About a month ago when I reanalyzed the situation about my GPU upgrade dilemma, I came to the conclusion that the real upgrade would be a next generation GPU from either team. NVidia would be coming out with the Maxwell architecture this year and the rumors were that we would see them as early as March. Heck, that's only couple months from now. I can wait for them. I don't have to get a new card from the current generation. A Maxwell card, something like the GTX 870 would be a huge upgrade over my GTX 670.
Today I learned that this was not going to go well for me. Yes, Maxwell cards are coming out in March, but no, they won't be anything close to what a gamer would want. These would replace the cards like GTX 640 and the lower end. The GPU core they are going to release in March is called GM117 core. What a gamer would need is the GM100 or GM110 cores. These are the big guns. The GM100 would power the GTX 870/880 and the GM110 would power the GTX 970/980.
It is a bit weird that NVidia is releasing the low end models earlier than the high-end models. Last time, they released the GTX 680 first, then GTX 670 and gradually unveiled the rest of the family. I wonder why they are going this the opposite way this time around. It could be perhaps Kepler in the high-end is very competitive with AMD's high-end solutions. Or it could be because AMD doesn't have anything big coming out anytime soon. Or it could be because NVidia wants to extract more money out of the current gen cards. Or it could be all of the above.
What I know is I am hugely disappointed. The GM100 cards might come out this year still. But we don't have a time frame. Or GM100 could never see the light. Remember how they couldn't make the GK100 chips and they release the mid-range GK104 as the highend GTX 670/680 SKUs. It might happen again.
So that means, I still have to look at the current gen cards. I still want to see AMD's Mantle APIs in action before making a decision. It's a shame that EA had to put off the Mantle update for Battlefield 4. It could have been the revelation that I needed. On the market side of the things, the GTX 780's price in the Japanese market hasn't changed in the last couple of months. The cheapest GTX 780 still stands tall at $550. But the cheapest R9 290 is going for $420 currently. (It even went down to $399 once!) We have seen a couple of custom cooled R9 290 cards show up on Kakaku.com's radar, but still they are massively overpriced. Currently you can only find the Gigabyte R9 290-OC in the market, but XFX's Black Edition Double Dissipation card also was available a little while back. But the best cooler for these AMD chips is made by Sapphire in their Tri-X line up of cards, and they are nowhere to be found in the Japanese market. Bummer!

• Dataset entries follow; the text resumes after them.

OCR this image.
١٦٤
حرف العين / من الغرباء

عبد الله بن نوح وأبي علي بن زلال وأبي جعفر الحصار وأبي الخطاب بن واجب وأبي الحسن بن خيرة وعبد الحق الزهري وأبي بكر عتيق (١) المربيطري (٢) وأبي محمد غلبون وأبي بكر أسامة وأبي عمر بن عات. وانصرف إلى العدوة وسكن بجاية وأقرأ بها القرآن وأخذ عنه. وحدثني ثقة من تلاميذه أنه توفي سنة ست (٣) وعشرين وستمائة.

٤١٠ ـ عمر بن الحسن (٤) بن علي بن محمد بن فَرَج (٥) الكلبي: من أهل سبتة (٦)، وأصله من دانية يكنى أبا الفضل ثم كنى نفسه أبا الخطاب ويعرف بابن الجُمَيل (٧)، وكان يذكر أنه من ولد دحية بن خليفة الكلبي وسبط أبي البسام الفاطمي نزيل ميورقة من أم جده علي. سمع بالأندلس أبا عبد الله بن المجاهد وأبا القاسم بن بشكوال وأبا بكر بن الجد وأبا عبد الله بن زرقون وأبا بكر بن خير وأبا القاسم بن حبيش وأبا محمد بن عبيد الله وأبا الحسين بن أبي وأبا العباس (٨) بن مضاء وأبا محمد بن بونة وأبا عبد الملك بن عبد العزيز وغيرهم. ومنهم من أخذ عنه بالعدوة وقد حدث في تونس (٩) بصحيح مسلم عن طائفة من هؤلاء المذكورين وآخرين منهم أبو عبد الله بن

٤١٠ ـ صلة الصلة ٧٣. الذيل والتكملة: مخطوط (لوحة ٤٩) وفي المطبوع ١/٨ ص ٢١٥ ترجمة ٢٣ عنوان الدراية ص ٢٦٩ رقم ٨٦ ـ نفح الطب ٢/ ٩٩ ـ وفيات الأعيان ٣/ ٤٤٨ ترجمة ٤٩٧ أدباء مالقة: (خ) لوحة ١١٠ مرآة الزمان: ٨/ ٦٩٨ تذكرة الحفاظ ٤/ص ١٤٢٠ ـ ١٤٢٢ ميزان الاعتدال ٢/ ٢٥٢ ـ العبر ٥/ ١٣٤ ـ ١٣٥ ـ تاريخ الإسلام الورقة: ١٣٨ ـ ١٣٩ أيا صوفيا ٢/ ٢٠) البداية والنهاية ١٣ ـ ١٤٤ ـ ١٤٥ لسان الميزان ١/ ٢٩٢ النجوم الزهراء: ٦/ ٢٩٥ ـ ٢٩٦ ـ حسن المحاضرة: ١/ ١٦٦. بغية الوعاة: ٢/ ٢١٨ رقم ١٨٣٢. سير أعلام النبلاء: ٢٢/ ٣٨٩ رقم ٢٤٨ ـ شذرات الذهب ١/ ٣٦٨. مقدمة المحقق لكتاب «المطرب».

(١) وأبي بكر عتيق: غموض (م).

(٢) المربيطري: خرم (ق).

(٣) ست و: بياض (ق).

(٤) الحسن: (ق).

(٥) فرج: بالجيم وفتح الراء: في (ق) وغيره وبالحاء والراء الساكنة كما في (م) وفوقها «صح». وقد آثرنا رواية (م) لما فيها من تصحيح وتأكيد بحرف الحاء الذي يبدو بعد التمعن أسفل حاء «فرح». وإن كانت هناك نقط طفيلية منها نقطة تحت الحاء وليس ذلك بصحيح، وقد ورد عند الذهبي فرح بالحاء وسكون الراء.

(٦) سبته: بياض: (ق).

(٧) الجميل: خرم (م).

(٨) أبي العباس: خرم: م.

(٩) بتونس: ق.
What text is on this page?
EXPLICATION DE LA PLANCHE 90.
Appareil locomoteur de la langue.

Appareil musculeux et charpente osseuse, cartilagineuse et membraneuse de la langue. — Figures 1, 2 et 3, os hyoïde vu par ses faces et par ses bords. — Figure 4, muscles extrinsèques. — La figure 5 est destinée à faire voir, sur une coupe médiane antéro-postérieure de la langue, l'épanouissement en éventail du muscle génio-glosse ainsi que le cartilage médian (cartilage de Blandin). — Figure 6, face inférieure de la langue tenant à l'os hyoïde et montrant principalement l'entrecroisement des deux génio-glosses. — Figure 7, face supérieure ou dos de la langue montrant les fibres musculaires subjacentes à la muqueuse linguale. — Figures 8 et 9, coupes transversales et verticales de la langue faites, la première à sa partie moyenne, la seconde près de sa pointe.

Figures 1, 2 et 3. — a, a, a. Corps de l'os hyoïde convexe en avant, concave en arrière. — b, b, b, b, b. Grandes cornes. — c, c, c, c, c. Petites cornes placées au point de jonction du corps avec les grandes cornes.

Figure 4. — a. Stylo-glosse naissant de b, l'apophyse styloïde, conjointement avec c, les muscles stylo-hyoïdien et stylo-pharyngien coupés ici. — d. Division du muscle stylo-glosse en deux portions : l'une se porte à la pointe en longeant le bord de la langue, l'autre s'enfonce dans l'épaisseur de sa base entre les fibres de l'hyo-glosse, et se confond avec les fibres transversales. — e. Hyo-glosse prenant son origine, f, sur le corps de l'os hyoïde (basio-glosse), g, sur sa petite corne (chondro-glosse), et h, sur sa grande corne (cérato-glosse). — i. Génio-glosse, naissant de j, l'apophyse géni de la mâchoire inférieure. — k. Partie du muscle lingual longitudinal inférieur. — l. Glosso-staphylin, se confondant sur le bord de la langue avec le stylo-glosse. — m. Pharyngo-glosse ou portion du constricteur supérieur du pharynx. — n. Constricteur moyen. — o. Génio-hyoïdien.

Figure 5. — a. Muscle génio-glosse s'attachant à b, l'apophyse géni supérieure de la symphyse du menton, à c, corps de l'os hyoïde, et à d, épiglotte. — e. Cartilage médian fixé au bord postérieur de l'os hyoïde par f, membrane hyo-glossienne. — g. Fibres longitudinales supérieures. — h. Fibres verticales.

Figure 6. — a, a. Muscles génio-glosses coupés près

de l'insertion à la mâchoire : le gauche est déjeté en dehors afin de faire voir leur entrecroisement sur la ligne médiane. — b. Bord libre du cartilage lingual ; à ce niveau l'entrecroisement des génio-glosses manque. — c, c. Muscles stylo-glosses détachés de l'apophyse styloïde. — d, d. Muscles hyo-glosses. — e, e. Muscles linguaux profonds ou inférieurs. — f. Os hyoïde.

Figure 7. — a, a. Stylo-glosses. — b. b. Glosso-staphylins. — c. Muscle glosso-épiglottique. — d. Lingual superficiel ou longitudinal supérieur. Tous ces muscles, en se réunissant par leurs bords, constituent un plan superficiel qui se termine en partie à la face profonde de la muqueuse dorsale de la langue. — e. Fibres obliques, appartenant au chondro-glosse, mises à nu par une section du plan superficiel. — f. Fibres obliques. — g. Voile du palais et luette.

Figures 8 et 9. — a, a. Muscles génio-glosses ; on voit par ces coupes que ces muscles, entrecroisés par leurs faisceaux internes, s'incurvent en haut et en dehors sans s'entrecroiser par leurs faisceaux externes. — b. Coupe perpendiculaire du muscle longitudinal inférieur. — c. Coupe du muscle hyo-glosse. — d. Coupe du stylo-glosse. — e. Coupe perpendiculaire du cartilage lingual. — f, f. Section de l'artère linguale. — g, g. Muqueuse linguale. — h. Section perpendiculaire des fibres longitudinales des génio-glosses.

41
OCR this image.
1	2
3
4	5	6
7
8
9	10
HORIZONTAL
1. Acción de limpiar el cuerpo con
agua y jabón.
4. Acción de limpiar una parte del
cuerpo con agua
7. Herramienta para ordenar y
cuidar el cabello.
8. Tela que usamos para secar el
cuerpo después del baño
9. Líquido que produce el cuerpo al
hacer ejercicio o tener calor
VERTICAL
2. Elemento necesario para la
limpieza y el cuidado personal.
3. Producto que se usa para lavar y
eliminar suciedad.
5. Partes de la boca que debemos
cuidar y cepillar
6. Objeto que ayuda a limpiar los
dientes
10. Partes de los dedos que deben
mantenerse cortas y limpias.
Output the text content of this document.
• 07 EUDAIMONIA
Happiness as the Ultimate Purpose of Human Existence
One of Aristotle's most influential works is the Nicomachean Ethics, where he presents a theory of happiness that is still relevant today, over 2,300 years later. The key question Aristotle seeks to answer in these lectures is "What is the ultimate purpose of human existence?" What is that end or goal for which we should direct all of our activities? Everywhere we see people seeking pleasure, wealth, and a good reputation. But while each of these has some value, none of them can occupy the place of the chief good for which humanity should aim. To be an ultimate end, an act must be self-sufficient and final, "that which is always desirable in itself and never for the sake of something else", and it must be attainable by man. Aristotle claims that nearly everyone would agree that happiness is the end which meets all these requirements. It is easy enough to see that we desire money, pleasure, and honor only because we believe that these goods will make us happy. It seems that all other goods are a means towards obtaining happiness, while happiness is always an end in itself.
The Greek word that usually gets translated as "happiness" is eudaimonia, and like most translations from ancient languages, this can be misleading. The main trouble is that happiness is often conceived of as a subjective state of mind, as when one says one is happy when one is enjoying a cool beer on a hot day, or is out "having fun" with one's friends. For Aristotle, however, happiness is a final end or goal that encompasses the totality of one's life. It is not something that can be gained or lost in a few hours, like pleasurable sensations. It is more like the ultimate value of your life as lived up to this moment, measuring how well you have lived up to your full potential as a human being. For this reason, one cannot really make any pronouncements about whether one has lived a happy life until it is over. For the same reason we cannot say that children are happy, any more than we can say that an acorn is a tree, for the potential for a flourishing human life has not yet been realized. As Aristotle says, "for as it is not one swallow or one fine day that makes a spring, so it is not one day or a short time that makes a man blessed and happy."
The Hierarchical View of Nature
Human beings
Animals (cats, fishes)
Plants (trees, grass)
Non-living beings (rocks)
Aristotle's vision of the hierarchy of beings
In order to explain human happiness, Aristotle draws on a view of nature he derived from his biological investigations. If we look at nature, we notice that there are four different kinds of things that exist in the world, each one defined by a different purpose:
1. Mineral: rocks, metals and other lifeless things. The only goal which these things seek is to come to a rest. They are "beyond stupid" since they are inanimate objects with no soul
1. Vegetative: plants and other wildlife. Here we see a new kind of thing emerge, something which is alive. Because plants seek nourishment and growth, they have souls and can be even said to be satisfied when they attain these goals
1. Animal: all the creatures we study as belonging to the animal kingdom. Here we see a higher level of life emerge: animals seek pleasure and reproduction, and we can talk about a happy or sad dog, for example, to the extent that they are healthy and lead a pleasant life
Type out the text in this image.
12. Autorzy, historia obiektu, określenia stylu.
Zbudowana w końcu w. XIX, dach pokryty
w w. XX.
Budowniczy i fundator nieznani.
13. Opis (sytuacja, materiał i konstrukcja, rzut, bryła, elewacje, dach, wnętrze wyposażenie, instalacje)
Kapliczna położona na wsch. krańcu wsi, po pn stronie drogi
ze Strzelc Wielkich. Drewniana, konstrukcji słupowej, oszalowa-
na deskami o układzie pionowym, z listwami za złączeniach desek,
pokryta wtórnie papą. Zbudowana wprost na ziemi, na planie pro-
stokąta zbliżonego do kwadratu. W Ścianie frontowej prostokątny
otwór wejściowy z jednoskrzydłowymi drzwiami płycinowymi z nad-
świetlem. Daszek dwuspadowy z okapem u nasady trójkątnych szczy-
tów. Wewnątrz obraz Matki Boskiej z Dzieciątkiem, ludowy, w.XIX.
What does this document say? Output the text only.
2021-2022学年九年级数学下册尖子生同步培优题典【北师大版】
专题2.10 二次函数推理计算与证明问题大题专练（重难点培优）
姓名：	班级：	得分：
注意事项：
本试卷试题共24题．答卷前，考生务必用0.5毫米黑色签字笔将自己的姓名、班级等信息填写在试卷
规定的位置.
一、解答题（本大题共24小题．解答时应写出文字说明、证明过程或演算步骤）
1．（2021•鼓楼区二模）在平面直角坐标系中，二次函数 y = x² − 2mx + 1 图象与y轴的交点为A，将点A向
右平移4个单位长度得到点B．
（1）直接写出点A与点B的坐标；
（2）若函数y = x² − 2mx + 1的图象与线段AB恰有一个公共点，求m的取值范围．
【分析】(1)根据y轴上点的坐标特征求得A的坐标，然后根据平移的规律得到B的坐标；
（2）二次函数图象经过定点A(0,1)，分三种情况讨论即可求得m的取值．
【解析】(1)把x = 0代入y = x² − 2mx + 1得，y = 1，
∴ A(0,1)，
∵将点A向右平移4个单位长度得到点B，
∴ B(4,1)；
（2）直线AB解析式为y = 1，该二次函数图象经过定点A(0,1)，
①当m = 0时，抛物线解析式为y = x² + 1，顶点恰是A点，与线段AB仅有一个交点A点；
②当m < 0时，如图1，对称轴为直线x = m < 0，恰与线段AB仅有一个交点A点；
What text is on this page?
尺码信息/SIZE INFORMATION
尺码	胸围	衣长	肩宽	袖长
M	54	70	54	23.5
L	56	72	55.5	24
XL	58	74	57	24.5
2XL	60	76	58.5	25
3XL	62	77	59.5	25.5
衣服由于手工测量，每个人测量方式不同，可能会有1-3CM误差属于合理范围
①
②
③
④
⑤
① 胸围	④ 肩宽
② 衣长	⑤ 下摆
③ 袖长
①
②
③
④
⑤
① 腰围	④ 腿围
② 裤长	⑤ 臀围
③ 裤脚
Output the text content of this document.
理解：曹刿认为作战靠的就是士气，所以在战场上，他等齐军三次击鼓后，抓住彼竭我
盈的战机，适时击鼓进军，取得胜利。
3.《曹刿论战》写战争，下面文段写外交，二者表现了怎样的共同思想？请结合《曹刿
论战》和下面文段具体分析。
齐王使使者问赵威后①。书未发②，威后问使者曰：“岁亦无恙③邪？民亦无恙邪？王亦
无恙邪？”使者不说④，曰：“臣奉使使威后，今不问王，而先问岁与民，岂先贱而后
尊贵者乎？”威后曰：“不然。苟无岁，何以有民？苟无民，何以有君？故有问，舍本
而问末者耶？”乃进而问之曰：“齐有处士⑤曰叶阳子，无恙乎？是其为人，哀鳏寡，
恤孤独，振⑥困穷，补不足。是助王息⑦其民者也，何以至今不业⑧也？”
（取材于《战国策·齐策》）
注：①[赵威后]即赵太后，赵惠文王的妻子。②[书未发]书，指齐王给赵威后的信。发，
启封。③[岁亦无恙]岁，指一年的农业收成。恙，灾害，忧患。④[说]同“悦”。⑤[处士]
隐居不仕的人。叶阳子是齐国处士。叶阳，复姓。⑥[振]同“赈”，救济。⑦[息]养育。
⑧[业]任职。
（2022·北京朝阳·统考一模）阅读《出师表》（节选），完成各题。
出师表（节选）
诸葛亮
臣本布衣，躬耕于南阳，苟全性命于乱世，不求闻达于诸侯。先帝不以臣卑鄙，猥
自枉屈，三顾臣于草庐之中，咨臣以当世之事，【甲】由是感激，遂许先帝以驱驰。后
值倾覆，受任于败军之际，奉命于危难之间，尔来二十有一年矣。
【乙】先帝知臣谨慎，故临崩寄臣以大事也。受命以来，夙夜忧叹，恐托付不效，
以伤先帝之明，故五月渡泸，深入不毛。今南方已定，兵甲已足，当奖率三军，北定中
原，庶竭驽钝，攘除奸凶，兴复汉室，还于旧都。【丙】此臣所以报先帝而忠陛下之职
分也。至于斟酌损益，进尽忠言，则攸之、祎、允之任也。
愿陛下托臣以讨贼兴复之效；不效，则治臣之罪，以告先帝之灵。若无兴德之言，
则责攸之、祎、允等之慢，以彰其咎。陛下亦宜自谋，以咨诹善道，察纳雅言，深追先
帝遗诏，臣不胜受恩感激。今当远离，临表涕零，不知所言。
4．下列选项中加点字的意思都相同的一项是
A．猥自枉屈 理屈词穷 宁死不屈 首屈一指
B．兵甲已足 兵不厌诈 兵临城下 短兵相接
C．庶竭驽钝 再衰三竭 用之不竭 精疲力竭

Well, I guess that I can wait a couple of more weeks. My birthday is coming up on the 31st, and I would be happy if I could get a new graphics card by then. If not, hey, it's not the end of the world. I can still play a lot of games at 1440p with the GTX670, although I cannot play all of them at max details. I think I can live with that. The only issue with be knowing that my PC is not living up to my expectations.